Golf course officials also praised Cranberry Valley staff.
“These guys pulled up their boot straps and said let’s get this done,” Fernandez said of his staff. He said four or five workers proficient with chainsaws started cutting and others followed and picked up. Fernandez said he brought his own trailer to load brush and take it to the landfill debris site. The greens and fairways were cleaned up in a day, he said.
Clark said the decision was made to haul branches and debris away, instead of chipping it on site, which would have meant a longer cleanup process. There remains a lot of brush to the sides of some fairways and those piles are marked with orange cones, a “wood hazard” so to speak. It will take some time to remove those piles, Fernandez added.
Greer suggested if a golf ball lands in the woods, under a pile brush, golfers shouldn’t move brush and branches around. “Take a drop,” he said.
Fernandez said it will take another week to clear away a lot of the brush. His staff is exhausted from all the work they have done to bring the course back, and Clark recommended having them work on the removal just a few hours a day during the mid-week.
Fernandez said there will be a long-term impact from the tornado for his staff as more of the branches in many of the trees die and need to be removed. “We could be cleaning up until Christmas,” he said.
With the opening of the course on Thursday, golfers returned. Greer said on Friday, a day that would normally average between 300 and 320 plays, there were 120 plays. He said staff called those golfers scheduled to play on Saturday and “every spot through noontime is booked.”

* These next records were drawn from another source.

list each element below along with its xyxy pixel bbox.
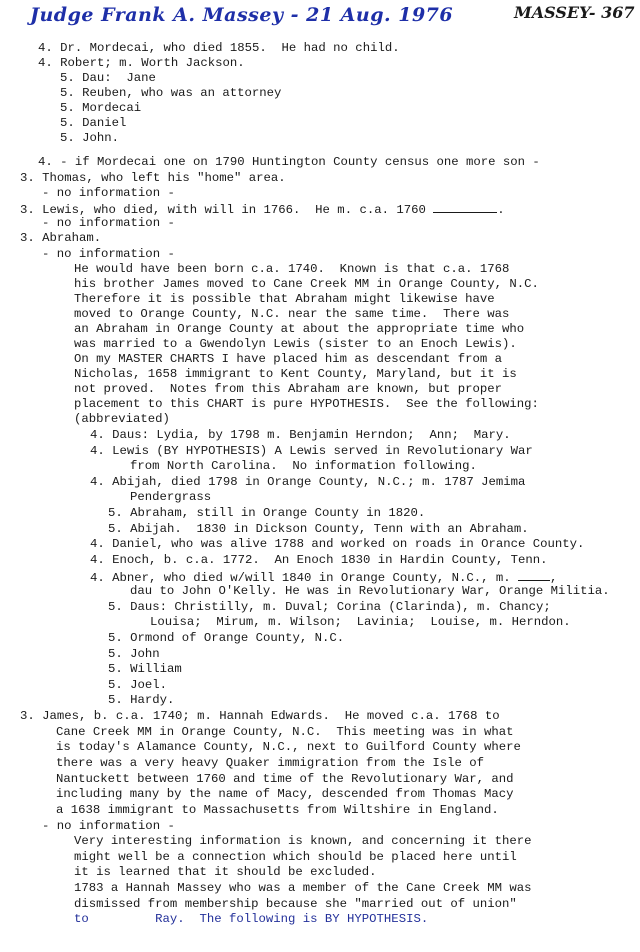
text-line bbox=[20, 231, 101, 246]
text-line-content: moved to Orange County, N.C. near the same time. There was bbox=[74, 307, 510, 321]
text-line-content: Louisa; Mirum, m. Wilson; Lavinia; Louise, m. Herndon. bbox=[150, 615, 571, 629]
text-line-content: 5. Daus: Christilly, m. Duval; Corina (Clarinda), m. Chancy; bbox=[108, 600, 551, 614]
text-line-content: 4. Enoch, b. c.a. 1772. An Enoch 1830 in Hardin County, Tenn. bbox=[90, 553, 548, 567]
text-line bbox=[130, 584, 610, 599]
text-line-content: 3. Lewis, who died, with will in 1766. He m. c.a. 1760 bbox=[20, 203, 426, 217]
text-line-content: it is learned that it should be excluded. bbox=[74, 865, 377, 879]
text-line bbox=[74, 337, 517, 352]
text-line bbox=[130, 459, 477, 474]
text-line bbox=[74, 397, 539, 412]
text-line-content: 5. Dau: Jane bbox=[60, 71, 156, 85]
text-line-content: is today's Alamance County, N.C., next to Guilford County where bbox=[56, 740, 521, 754]
text-line-content: 5. John. bbox=[60, 131, 120, 145]
text-line-content: 4. Abner, who died w/will 1840 in Orange County, N.C., m. bbox=[90, 571, 511, 585]
text-line bbox=[108, 678, 167, 693]
text-line-content: 1783 a Hannah Massey who was a member of the Cane Creek MM was bbox=[74, 881, 532, 895]
text-line bbox=[108, 522, 529, 537]
text-line bbox=[20, 709, 500, 724]
page-reference: MASSEY- 367 bbox=[514, 3, 635, 22]
text-line bbox=[90, 537, 584, 552]
text-line bbox=[56, 787, 514, 802]
text-line-content: his brother James moved to Cane Creek MM in Orange County, N.C. bbox=[74, 277, 539, 291]
text-line bbox=[60, 101, 141, 116]
text-line-content: 5. Abijah. 1830 in Dickson County, Tenn with an Abraham. bbox=[108, 522, 529, 536]
text-line-content: an Abraham in Orange County at about the appropriate time who bbox=[74, 322, 525, 336]
text-line bbox=[90, 569, 557, 584]
text-line-content: Pendergrass bbox=[130, 490, 212, 504]
text-line bbox=[60, 71, 156, 86]
text-line-content: He would have been born c.a. 1740. Known is that c.a. 1768 bbox=[74, 262, 510, 276]
text-line-content: 5. Reuben, who was an attorney bbox=[60, 86, 282, 100]
text-line-content: - no information - bbox=[42, 186, 175, 200]
text-line-content: 5. Mordecai bbox=[60, 101, 142, 115]
text-line bbox=[108, 693, 174, 708]
text-line-suffix: , bbox=[550, 571, 558, 585]
text-line bbox=[108, 631, 344, 646]
text-line-content: 4. Lewis (BY HYPOTHESIS) A Lewis served in Revolutionary War bbox=[90, 444, 533, 458]
text-line bbox=[74, 367, 517, 382]
text-line bbox=[38, 56, 245, 71]
text-line bbox=[74, 382, 502, 397]
text-line-content: from North Carolina. No information following. bbox=[130, 459, 477, 473]
text-line-content: might well be a connection which should be placed here until bbox=[74, 850, 517, 864]
text-line bbox=[56, 756, 484, 771]
text-line bbox=[108, 647, 160, 662]
text-line bbox=[90, 444, 533, 459]
text-line-content: 5. Ormond of Orange County, N.C. bbox=[108, 631, 345, 645]
text-line bbox=[42, 247, 175, 262]
text-line bbox=[150, 615, 571, 630]
text-line bbox=[74, 262, 509, 277]
text-line bbox=[38, 41, 400, 56]
text-line-content: Cane Creek MM in Orange County, N.C. This meeting was in what bbox=[56, 725, 514, 739]
text-line-content: 5. Daniel bbox=[60, 116, 127, 130]
text-line bbox=[90, 428, 511, 443]
text-line-content: 5. Hardy. bbox=[108, 693, 175, 707]
text-line-content: Nicholas, 1658 immigrant to Kent County, Maryland, but it is bbox=[74, 367, 517, 381]
text-line-content: there was a very heavy Quaker immigration from the Isle of bbox=[56, 756, 485, 770]
text-line bbox=[74, 322, 524, 337]
text-line-content: 5. Abraham, still in Orange County in 1820. bbox=[108, 506, 426, 520]
text-line bbox=[74, 881, 532, 896]
text-line bbox=[90, 553, 548, 568]
text-line-content: 4. Robert; m. Worth Jackson. bbox=[38, 56, 245, 70]
text-line-content: 4. - if Mordecai one on 1790 Huntington County census one more son - bbox=[38, 155, 540, 169]
text-line-content: 4. Dr. Mordecai, who died 1855. He had no child. bbox=[38, 41, 400, 55]
text-line-content: was married to a Gwendolyn Lewis (sister to an Enoch Lewis). bbox=[74, 337, 517, 351]
text-line-content: 5. Joel. bbox=[108, 678, 168, 692]
text-line bbox=[20, 201, 505, 216]
text-line bbox=[56, 740, 521, 755]
text-line bbox=[56, 772, 514, 787]
text-line-content: - no information - bbox=[42, 247, 175, 261]
fill-in-blank bbox=[433, 201, 497, 213]
text-line bbox=[42, 216, 175, 231]
text-line bbox=[74, 912, 428, 927]
fill-in-blank bbox=[518, 569, 550, 581]
text-line-content: to Ray. The following is BY HYPOTHESIS. bbox=[74, 912, 429, 926]
text-line bbox=[56, 803, 499, 818]
text-line-content: dau to John O'Kelly. He was in Revolutionary War, Orange Militia. bbox=[130, 584, 610, 598]
text-line bbox=[60, 86, 281, 101]
text-line-content: - no information - bbox=[42, 819, 175, 833]
text-line-content: a 1638 immigrant to Massachusetts from Wiltshire in England. bbox=[56, 803, 499, 817]
text-line bbox=[38, 155, 540, 170]
text-line bbox=[60, 116, 126, 131]
text-line-content: 4. Daus: Lydia, by 1798 m. Benjamin Herndon; Ann; Mary. bbox=[90, 428, 511, 442]
text-line-content: including many by the name of Macy, descended from Thomas Macy bbox=[56, 787, 514, 801]
text-line bbox=[74, 352, 502, 367]
text-line-content: 3. James, b. c.a. 1740; m. Hannah Edwards. He moved c.a. 1768 to bbox=[20, 709, 500, 723]
text-line bbox=[74, 850, 517, 865]
text-line bbox=[74, 834, 532, 849]
text-line bbox=[74, 412, 170, 427]
text-line-content: Nantuckett between 1760 and time of the Revolutionary War, and bbox=[56, 772, 514, 786]
text-line bbox=[130, 490, 211, 505]
text-line bbox=[108, 662, 182, 677]
text-line-content: Very interesting information is known, and concerning it there bbox=[74, 834, 532, 848]
text-line bbox=[42, 819, 175, 834]
text-line-suffix: . bbox=[497, 203, 505, 217]
text-line-content: - no information - bbox=[42, 216, 175, 230]
text-line bbox=[90, 475, 525, 490]
text-line bbox=[20, 171, 286, 186]
text-line-content: 5. William bbox=[108, 662, 182, 676]
text-line bbox=[74, 277, 539, 292]
text-line-content: Therefore it is possible that Abraham might likewise have bbox=[74, 292, 495, 306]
text-line-content: placement to this CHART is pure HYPOTHESIS. See the following: bbox=[74, 397, 539, 411]
text-line-content: dismissed from membership because she "married out of union" bbox=[74, 897, 517, 911]
text-line-content: not proved. Notes from this Abraham are known, but proper bbox=[74, 382, 503, 396]
text-line-content: 5. John bbox=[108, 647, 160, 661]
text-line bbox=[74, 307, 509, 322]
text-line bbox=[56, 725, 514, 740]
text-line-content: On my MASTER CHARTS I have placed him as descendant from a bbox=[74, 352, 503, 366]
handwritten-title: Judge Frank A. Massey - 21 Aug. 1976 bbox=[30, 4, 454, 26]
text-line bbox=[60, 131, 119, 146]
text-line bbox=[74, 897, 517, 912]
text-line bbox=[74, 292, 495, 307]
text-line bbox=[108, 506, 425, 521]
text-line bbox=[74, 865, 377, 880]
text-line-content: (abbreviated) bbox=[74, 412, 170, 426]
text-line bbox=[42, 186, 175, 201]
text-line-content: 4. Abijah, died 1798 in Orange County, N.C.; m. 1787 Jemima bbox=[90, 475, 526, 489]
text-line-content: 3. Thomas, who left his "home" area. bbox=[20, 171, 286, 185]
text-line-content: 3. Abraham. bbox=[20, 231, 102, 245]
text-line bbox=[108, 600, 551, 615]
text-line-content: 4. Daniel, who was alive 1788 and worked on roads in Orance County. bbox=[90, 537, 585, 551]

Greer said the Massachusetts Golf Girls Junior Amateur Championship scheduled for Monday and Tuesday was canceled because it was not certain if the course would be ready. “Without the tornado it would have been a great showcase for the course,” he said.
As for the tornado itself, Greer said the warning system in place can read lighting strikes within 15 miles of the course and warns golfer to take shelter. There was no lightning in the tornado, but an override from the pro shop notified golfers to leave the course.